The Yellow Llama | Web Design South Africa

SA Music Quotas

guest authorThere’s a lot of talk on the go at the moment about Quotas, representation and enforcement thereof. Personally I regard this as something of a contentious issue. I have been reading various posts submitted on the debate surrounding the SAMQC (South African Music Quota Coalition). I am behind SA Music all the way, (one of my favourite bands are South African, and haven’t even made massive headway on local playlists yet). South African artists in general however; I can’t say that I enjoy all of it, but I do support their cause, their creative talent and the mere fact that they are South African. My Ideas on quotas on the whole however are not so sympathetic.

Everyone who is a sport loving South African must already be incensed about the hotly disputed Quota system in place in our Provincial and National selection processes respectively. A lot of that is meant in good spirit to redress past transgressions. Super Idea! Except in practice it has detracted from the overall standard of our export quality where our National Sports are concerned. The employment climate in SA, pretty much echoes the same sort of ideals with the same sort of problematic reality. A reality that doesn’t sit well with everybody.

To be perfectly honest, it doesn’t sit well with me either. I believe people, services, goods even music should be chosen or promoted on the basis of merit, not on the basis of disadvantage.

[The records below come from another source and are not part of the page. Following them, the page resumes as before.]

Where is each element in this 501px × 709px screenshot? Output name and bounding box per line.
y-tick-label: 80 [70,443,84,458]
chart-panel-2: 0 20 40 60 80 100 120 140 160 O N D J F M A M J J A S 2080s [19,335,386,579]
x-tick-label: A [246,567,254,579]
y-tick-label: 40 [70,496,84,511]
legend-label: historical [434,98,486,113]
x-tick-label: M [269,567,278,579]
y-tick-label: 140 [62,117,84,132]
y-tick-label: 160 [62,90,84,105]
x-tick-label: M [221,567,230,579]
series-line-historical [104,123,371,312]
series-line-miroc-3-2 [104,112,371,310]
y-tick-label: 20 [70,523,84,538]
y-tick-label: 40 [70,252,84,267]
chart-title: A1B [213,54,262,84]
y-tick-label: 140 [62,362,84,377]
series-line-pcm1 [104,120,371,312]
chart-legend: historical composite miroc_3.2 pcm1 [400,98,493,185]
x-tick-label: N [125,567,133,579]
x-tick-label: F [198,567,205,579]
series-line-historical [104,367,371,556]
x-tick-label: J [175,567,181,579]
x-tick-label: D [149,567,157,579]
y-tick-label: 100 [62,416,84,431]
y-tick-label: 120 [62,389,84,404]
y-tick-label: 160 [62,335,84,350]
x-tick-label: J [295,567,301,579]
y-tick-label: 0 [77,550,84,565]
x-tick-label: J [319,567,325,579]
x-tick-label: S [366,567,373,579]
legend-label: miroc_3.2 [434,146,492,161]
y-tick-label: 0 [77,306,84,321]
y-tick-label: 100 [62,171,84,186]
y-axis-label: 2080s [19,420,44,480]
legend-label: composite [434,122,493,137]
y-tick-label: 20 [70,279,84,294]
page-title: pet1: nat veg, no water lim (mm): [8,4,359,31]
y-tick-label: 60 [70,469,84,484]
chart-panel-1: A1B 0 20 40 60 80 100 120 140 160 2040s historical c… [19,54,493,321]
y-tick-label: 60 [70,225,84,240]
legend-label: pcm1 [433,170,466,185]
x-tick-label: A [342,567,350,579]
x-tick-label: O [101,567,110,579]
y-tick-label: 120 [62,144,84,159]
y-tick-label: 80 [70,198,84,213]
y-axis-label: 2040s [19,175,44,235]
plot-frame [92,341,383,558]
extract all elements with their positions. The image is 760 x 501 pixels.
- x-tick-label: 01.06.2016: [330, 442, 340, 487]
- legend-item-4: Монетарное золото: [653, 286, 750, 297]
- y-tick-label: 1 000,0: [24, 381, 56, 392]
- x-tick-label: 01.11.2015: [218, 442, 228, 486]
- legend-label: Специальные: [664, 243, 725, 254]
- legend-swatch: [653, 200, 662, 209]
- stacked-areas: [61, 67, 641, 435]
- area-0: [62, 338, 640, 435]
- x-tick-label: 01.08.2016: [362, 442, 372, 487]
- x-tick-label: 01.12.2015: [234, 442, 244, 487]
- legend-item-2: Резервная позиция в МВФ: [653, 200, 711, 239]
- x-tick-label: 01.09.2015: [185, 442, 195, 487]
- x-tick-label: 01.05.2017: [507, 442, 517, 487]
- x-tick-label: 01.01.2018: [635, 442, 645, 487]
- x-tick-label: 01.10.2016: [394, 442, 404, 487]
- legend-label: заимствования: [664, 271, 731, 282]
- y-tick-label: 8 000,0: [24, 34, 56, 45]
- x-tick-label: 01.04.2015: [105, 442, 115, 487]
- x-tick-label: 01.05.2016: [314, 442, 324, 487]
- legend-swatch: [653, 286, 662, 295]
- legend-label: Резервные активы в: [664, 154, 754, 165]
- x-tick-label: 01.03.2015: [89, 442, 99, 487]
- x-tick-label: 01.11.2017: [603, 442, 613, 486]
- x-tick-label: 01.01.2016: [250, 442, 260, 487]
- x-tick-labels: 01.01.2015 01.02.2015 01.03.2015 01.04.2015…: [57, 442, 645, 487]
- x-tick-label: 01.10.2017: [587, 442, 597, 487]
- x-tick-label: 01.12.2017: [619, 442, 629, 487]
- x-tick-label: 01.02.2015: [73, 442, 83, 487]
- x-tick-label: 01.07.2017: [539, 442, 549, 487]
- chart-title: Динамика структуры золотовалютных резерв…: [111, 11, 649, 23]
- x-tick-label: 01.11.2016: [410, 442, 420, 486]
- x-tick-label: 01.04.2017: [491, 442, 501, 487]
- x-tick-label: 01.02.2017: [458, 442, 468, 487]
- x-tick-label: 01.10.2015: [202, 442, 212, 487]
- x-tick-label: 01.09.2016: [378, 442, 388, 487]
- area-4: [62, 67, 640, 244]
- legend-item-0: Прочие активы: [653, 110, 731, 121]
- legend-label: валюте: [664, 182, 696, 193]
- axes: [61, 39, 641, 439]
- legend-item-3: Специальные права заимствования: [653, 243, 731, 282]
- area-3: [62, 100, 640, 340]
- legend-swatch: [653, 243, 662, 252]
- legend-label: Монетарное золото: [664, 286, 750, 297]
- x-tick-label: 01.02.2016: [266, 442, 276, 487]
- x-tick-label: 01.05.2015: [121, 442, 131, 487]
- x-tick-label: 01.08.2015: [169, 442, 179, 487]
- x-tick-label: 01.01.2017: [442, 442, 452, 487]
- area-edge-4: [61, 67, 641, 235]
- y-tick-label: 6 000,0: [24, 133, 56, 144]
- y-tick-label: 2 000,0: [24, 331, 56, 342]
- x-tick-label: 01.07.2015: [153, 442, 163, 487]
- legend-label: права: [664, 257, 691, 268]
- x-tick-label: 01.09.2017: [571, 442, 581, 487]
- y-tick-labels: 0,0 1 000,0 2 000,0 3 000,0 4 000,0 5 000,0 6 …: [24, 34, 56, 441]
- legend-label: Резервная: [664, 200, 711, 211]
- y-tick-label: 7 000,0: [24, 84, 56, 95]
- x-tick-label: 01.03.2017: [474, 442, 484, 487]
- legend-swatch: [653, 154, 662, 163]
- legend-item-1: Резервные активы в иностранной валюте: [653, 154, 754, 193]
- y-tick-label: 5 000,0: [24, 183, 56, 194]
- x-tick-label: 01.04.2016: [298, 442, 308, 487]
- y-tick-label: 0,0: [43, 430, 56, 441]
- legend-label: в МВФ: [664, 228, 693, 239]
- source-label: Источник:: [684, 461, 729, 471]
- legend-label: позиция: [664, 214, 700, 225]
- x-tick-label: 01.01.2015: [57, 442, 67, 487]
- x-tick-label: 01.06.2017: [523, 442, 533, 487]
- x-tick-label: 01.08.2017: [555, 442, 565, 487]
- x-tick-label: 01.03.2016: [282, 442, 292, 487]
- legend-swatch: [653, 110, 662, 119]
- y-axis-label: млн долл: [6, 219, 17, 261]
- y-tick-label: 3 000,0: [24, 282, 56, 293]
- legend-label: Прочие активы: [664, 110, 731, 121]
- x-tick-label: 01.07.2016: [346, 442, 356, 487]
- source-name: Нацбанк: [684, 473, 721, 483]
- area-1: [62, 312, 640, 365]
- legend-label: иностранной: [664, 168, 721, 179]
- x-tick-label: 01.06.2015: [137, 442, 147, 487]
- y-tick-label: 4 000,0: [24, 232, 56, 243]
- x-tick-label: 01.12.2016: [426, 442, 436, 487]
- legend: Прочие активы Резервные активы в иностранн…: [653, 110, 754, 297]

Before everyone involved with SAMQC send me death threats and start poking hatpins into wax dolls made in my likeness, let me say that I do also believe that the imported drivel we are forced to listen to on our Radio playlists are by and large no better than their South African counterparts. Furthermore, I think we are suffering the legacy of bad habit, the unfortunate by-product of democracy and the typical side-effects of Pop-Culture, which is that the Pete Watermans and the Sony™ Musics of this world actually dictate to the ready and willing masses what is “in”, what is “happening” and what is “mainstream”.

The Legacy of Bad Habit

Alex Jay should have retired a long time ago and because someone is hiring him, leads me to believe that they are out of touch with their own listening audience. The people who control the Radio Stations and Media Houses are not adventurous or progressive enough when it comes to sourcing good music. Granted, you cannot please everyone, but that is why there are CD Shops selling Kenny G and Shakira. They follow trends and someone else’s crap decisions on the other side of the world are just propagated here and we are forced to listen to it, while our SA talent suffers the consequences and have to gig for peanuts while we pay International Bands fortunes to stumble around pissed on stage.

The Un-Fortunate By-Product of Democracy
I would much rather be a wise cynic than an oblivious optimist. No disaster in the history of the world has ever been averted by sheer optimism. Cynics always see it coming first. Democracy is an terrible example of misplaced trust. Just listen to the High 5 at 5 on 5FM and then come and argue the point. People vote for that song. I remember when I was in Matric and there was a Public Referendum that year and I recall that only those kids who had turned 18 that year, in other words those who had failed a previous year, were allowed to cast their ballot. The irony escaped everyone else. Democracy was the same super vehicle of human rights that put GW Bush in power for two consecutive terms.

The Typical Side-Effects of Pop-Culture
I have two words for you: Pop Idol. How we dress, what we listen to, how we wear our hair, we decide almost none of that. It all cascades down, via the medium of Pop-Culture from The United Kingdom and America. We were not put on this earth to walk in the shadows of others, and sometimes when I consider the means required to liberate us of the shackles that bind, and the unchallenged diet of Pop-Culture then I think I would rather risk the inequity of Quotas than watch South African bands and artists lick the boot heels of Corporate Radio and Music South Africa.